One of the most salient characteristics of the experiences of children in recent years is their exposure to electronic media including TV, video games, and computers. Many people argue that such an environment might have lasting negative influences on children. But I think that the argument itself influences the electronic media to which children are exposed. In this paper, I will attempt to examine how opinions and statements as revealed in professional journals, newspapers and the theories of media education are socially constructed.
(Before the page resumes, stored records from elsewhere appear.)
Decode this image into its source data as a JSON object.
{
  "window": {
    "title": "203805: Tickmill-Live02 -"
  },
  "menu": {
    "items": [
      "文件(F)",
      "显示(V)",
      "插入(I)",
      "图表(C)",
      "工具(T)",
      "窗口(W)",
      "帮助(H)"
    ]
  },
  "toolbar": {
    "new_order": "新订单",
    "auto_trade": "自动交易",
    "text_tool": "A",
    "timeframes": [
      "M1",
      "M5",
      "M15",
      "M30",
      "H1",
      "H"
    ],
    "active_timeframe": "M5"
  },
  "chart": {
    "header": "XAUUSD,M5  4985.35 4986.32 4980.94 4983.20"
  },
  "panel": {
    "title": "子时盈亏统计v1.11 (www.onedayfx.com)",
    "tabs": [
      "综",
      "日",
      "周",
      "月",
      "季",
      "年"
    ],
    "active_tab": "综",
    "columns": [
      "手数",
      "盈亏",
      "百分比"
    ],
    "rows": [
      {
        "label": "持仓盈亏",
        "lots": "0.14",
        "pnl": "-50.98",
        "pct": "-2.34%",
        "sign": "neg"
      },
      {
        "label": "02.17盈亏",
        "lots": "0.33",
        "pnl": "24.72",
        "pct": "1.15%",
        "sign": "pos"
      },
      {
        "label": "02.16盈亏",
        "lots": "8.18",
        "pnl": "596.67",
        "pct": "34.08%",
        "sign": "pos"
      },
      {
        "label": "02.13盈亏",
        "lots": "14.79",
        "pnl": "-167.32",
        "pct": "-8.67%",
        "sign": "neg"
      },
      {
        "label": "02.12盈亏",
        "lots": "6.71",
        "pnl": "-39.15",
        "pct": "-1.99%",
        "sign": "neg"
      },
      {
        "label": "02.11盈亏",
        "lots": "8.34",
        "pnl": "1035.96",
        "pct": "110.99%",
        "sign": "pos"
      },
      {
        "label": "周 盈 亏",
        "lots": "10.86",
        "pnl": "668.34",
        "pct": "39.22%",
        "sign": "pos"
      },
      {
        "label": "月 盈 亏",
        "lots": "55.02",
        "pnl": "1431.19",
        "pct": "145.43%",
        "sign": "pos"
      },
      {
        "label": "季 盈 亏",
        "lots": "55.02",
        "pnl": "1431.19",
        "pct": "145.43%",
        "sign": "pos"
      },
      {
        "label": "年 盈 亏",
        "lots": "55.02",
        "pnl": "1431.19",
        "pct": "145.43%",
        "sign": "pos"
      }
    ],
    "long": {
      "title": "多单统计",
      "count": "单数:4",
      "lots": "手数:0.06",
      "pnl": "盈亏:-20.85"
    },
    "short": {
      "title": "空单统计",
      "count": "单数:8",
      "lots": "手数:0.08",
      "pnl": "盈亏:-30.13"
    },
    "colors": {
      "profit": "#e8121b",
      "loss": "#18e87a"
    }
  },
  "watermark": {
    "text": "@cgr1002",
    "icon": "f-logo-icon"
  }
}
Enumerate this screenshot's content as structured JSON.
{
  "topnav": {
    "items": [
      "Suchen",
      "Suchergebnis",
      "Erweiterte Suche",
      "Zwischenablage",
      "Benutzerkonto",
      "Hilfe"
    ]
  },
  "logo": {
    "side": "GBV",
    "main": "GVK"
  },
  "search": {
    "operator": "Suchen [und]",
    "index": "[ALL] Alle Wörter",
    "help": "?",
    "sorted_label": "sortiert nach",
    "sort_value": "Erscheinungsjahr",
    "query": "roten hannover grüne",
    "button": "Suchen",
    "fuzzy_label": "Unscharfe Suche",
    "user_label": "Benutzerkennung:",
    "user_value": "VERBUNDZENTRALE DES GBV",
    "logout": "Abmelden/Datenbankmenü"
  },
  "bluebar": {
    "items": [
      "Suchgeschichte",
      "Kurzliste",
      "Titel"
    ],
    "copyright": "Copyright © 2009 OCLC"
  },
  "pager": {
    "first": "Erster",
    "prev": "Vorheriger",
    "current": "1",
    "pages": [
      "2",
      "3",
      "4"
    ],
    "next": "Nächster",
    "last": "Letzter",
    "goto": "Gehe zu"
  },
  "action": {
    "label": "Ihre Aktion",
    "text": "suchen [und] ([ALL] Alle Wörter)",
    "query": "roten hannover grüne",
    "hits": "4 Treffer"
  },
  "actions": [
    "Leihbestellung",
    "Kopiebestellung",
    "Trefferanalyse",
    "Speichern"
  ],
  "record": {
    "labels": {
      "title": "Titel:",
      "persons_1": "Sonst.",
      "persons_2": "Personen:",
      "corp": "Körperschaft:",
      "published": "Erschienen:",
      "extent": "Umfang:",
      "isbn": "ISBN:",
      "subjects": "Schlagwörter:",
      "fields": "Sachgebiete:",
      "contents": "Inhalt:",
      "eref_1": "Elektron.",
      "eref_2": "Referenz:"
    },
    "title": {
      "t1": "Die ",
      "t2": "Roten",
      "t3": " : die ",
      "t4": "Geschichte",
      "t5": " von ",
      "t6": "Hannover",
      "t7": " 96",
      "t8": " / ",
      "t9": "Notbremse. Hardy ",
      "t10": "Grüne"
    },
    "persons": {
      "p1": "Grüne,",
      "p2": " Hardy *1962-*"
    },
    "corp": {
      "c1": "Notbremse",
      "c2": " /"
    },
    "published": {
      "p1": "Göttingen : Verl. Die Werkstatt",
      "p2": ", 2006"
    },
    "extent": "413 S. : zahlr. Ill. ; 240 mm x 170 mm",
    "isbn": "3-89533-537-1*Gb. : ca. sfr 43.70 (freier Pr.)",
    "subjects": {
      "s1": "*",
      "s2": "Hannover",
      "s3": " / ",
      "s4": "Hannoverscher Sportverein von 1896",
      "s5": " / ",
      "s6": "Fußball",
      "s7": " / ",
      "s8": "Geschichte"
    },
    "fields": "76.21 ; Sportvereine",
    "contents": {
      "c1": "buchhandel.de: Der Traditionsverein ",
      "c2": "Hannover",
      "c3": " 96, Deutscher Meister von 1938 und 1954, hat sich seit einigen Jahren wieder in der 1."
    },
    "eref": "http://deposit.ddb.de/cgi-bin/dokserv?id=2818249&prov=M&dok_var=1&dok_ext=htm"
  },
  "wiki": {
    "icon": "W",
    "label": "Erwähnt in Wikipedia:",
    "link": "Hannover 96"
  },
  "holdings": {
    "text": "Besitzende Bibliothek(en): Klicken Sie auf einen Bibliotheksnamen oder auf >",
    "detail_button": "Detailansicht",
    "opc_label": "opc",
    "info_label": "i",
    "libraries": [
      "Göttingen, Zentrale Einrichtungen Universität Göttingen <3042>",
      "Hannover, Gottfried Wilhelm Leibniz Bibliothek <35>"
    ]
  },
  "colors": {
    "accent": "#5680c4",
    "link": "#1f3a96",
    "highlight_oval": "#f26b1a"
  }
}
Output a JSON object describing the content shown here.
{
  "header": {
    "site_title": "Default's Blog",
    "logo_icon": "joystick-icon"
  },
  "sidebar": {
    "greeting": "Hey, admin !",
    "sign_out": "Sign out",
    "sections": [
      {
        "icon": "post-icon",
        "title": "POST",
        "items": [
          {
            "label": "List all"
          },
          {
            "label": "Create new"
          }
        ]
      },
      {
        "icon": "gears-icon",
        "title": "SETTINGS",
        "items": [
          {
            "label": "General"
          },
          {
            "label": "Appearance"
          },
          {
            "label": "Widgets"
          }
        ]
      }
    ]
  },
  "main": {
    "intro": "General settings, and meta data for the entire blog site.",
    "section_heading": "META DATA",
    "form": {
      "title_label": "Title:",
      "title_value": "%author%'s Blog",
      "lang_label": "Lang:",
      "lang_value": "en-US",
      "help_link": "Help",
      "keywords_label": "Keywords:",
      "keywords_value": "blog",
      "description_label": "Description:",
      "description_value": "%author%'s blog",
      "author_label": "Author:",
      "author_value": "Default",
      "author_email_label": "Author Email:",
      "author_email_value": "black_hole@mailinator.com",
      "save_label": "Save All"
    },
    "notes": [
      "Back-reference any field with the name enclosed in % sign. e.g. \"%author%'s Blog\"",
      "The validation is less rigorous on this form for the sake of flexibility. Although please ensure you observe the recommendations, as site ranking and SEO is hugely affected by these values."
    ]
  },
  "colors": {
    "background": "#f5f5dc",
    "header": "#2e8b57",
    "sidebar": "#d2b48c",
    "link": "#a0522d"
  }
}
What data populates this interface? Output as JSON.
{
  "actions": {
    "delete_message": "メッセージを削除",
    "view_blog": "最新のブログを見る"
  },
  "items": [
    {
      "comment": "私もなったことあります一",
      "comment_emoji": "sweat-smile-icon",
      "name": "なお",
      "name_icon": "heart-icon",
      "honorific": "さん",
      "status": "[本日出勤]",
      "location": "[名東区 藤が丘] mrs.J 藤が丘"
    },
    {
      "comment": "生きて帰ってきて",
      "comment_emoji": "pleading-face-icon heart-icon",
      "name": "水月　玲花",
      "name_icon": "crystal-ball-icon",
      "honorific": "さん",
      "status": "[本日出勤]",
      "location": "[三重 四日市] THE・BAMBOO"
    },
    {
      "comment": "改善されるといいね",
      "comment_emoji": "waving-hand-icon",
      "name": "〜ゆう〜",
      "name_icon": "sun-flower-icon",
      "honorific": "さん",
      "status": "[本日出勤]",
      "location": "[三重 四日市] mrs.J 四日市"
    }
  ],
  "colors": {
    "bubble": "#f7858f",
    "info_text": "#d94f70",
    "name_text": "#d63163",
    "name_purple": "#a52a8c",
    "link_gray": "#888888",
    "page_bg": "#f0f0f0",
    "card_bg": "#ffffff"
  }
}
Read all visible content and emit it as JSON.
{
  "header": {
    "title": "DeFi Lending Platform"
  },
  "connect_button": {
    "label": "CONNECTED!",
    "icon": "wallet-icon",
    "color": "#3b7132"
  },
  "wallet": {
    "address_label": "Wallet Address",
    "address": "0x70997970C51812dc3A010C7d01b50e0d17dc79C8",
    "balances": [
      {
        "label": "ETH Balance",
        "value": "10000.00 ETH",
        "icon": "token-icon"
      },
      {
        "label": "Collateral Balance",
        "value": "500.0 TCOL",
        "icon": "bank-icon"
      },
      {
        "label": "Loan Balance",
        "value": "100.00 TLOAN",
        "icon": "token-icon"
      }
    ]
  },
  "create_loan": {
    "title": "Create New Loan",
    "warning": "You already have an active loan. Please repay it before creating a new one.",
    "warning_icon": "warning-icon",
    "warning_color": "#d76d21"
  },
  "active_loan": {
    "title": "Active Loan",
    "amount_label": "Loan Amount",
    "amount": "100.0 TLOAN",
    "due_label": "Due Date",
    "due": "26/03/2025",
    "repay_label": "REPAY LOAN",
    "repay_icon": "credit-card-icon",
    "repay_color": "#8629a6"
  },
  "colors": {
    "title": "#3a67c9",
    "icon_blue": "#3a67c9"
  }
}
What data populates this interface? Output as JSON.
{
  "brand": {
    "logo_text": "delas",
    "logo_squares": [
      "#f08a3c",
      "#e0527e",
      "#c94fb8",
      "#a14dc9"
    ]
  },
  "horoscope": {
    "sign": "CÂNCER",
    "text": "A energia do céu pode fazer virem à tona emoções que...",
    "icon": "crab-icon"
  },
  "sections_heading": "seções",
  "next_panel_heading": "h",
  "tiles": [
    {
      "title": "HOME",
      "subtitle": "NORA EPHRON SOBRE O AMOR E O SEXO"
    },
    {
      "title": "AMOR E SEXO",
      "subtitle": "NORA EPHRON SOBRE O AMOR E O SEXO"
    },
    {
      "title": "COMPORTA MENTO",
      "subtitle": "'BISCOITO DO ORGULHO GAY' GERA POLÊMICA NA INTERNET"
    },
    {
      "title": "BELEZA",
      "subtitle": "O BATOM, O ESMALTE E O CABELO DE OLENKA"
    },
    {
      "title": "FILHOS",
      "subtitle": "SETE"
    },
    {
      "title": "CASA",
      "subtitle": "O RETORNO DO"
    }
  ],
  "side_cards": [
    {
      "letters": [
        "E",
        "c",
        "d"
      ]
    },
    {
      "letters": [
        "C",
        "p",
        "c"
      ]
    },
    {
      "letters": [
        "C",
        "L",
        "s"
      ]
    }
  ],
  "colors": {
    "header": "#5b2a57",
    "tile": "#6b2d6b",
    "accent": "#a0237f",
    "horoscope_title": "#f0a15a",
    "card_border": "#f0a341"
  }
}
The second and third sections of this paper describe a theoretical framework to which some of the important aspects of social concepts of media are related. I take the method of sociology of knowledge. Based on this framework, the second section analyzes the structure of statements made by that describe the manner which the electronic media (e.g., TV, video, and video games, etc.) influences children. In my research I have found several common characteristics of these structures throughout past fifty year postwar era in Japan. The statements always recognize the media to be ‘effective’ because of their ‘characteristics’.
The fourth section of this report discusses the way in which ‘characteristics’ and ‘effect’ have changed during this time span despite the fact that the structure of statement have not changed. During the fifties and sixties, the electronic media existed within the dimensions of ‘reality’ and ‘imaginary’. Electronic media has since evolved in the eighties to include the aspect of ‘virtuality’.
The last section argues possibility of other statements of the media. Usually in the statements made about education, the ‘virtual’ experience is thought of as being detached from the other experiences, that are ‘real’ or ‘imaginary’. The point that ‘real’ world experience itself, which includes the experiences brought about by electronic media encompasses the dimensions of ‘real’, ‘imaginary’ and ‘virtual’.